Have you heard the terms “power” and “energy” used interchangeably, as if they mean the same thing? They don’t! Energy is power dissipated over a length of time. Power is the rate at which energy is expended. Physicists measure energy in units called joules. One joule (1 J) is the equivalent of a watt-second, which is the equivalent of 1 watt of power dissipated for 1 second of time (1 W  s or Ws). In electricity, you’ll more often encounter the watt-hour (symbolized W  h or Wh) or the kilowatt-hour (symbolized kW  h or kWh). As their names imply, a watt-hour is the equivalent of 1 W dissipated for 1 h, and 1 kWh is the equivalent of 1 kW of power dissipated for 1 h.

A watt-hour of energy can be dissipated in an infinite number of different ways. A 60-W bulb consumes 60 Wh in 1 h, the equivalent of a watt-hour per minute (1 Wh/min). A 100-W bulb consumes 1 Wh in 1/100 h, or 36 s. Besides these differences, the rate of power dissipation in real-life circuits often changes with time. This can make the determination of consumed energy complicated, indeed.

Following Figure illustrates two hypothetical devices that consume 1 Wh of energy. Device A uses its power at a constant rate of 60 W, so it consumes 1 Wh in 1 min. The power consumption rate of device B varies, starting at zero and ending up at quite a lot more than 60 W. How do you know that this second device really consumes 1 Wh of energy? You must determine the area under the curve in the graph. In this case, figuring out this area is easy, because the enclosed object is a triangle. The area of a triangle is equal to half the product of the base length and the height. Device B is powered up for 72 s, or 1.2 min; this is 1.2/60 = 0.02 h. Then the area under the curve is 1/2 × 100 × 0.02 = 1 Wh.

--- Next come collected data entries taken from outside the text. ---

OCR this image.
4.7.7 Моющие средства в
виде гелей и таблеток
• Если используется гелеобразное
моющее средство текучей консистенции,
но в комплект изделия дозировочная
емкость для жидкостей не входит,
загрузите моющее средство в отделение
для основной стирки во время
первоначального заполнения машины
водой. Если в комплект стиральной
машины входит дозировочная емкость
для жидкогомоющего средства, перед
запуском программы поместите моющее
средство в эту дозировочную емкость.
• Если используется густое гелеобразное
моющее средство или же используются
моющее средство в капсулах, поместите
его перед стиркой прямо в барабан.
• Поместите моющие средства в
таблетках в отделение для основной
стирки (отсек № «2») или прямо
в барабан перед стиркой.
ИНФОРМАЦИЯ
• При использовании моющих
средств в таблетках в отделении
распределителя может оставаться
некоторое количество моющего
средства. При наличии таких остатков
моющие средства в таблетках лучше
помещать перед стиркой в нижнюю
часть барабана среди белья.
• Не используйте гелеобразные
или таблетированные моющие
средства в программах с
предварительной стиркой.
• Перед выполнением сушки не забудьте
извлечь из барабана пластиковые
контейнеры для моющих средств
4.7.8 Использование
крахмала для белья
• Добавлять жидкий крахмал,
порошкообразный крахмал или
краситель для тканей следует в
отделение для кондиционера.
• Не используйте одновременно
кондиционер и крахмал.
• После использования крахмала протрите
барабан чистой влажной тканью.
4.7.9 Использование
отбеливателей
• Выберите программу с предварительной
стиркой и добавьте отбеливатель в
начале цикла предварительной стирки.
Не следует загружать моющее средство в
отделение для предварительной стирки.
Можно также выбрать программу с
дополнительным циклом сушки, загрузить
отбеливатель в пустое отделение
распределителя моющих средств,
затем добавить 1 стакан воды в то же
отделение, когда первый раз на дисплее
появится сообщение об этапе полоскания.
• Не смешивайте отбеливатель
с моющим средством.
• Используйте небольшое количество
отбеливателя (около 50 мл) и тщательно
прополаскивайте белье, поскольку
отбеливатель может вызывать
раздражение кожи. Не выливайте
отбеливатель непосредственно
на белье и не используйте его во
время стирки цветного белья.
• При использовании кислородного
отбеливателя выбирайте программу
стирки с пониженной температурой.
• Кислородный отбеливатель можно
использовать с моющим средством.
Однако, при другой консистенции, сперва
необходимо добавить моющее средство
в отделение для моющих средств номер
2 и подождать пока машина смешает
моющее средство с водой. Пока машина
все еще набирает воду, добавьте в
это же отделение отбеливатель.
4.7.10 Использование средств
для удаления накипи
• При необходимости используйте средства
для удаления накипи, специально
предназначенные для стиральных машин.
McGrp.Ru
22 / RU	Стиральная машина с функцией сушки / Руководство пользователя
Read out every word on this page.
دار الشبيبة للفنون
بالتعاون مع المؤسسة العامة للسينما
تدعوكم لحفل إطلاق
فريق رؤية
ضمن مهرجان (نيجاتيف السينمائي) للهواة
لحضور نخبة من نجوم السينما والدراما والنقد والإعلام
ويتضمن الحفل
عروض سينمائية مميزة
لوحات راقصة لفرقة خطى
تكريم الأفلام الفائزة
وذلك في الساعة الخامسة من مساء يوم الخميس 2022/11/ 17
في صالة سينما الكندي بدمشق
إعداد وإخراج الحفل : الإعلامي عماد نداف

When calculating energy values, you must always remember the units you’re using. In this case the unit is the watt-hour, so you must multiply watts by hours. If you multiply watts by minutes, or watts by seconds, you’ll get the wrong kind of units in your answer.


Two devices that burn 1 Wh of energy. Device A dissipates a constant amount of power. Device B dissipates a variable amount of power.


Often, the curves in graphs like these are complicated. Consider the graph of power consumption in your home, versus time, for a day. It might look like the curve in above Figure. Finding the area under this curve is not easy. But there is another way to determine the total energy burned by your household over a period of time. That is by means of a meter that measures electrical energy in kilowatt- hours. Every month, without fail, the power company sends its representative to read your electric meter. This person takes down the number of kilowatt-hours displayed, subtracts the number from the reading taken the previous month, and a few days later you get a bill. This meter automatically keeps track of total consumed energy, without anybody having to go through high-level mathematical calculations to find the areas under irregular curves such as the graph of above Figure.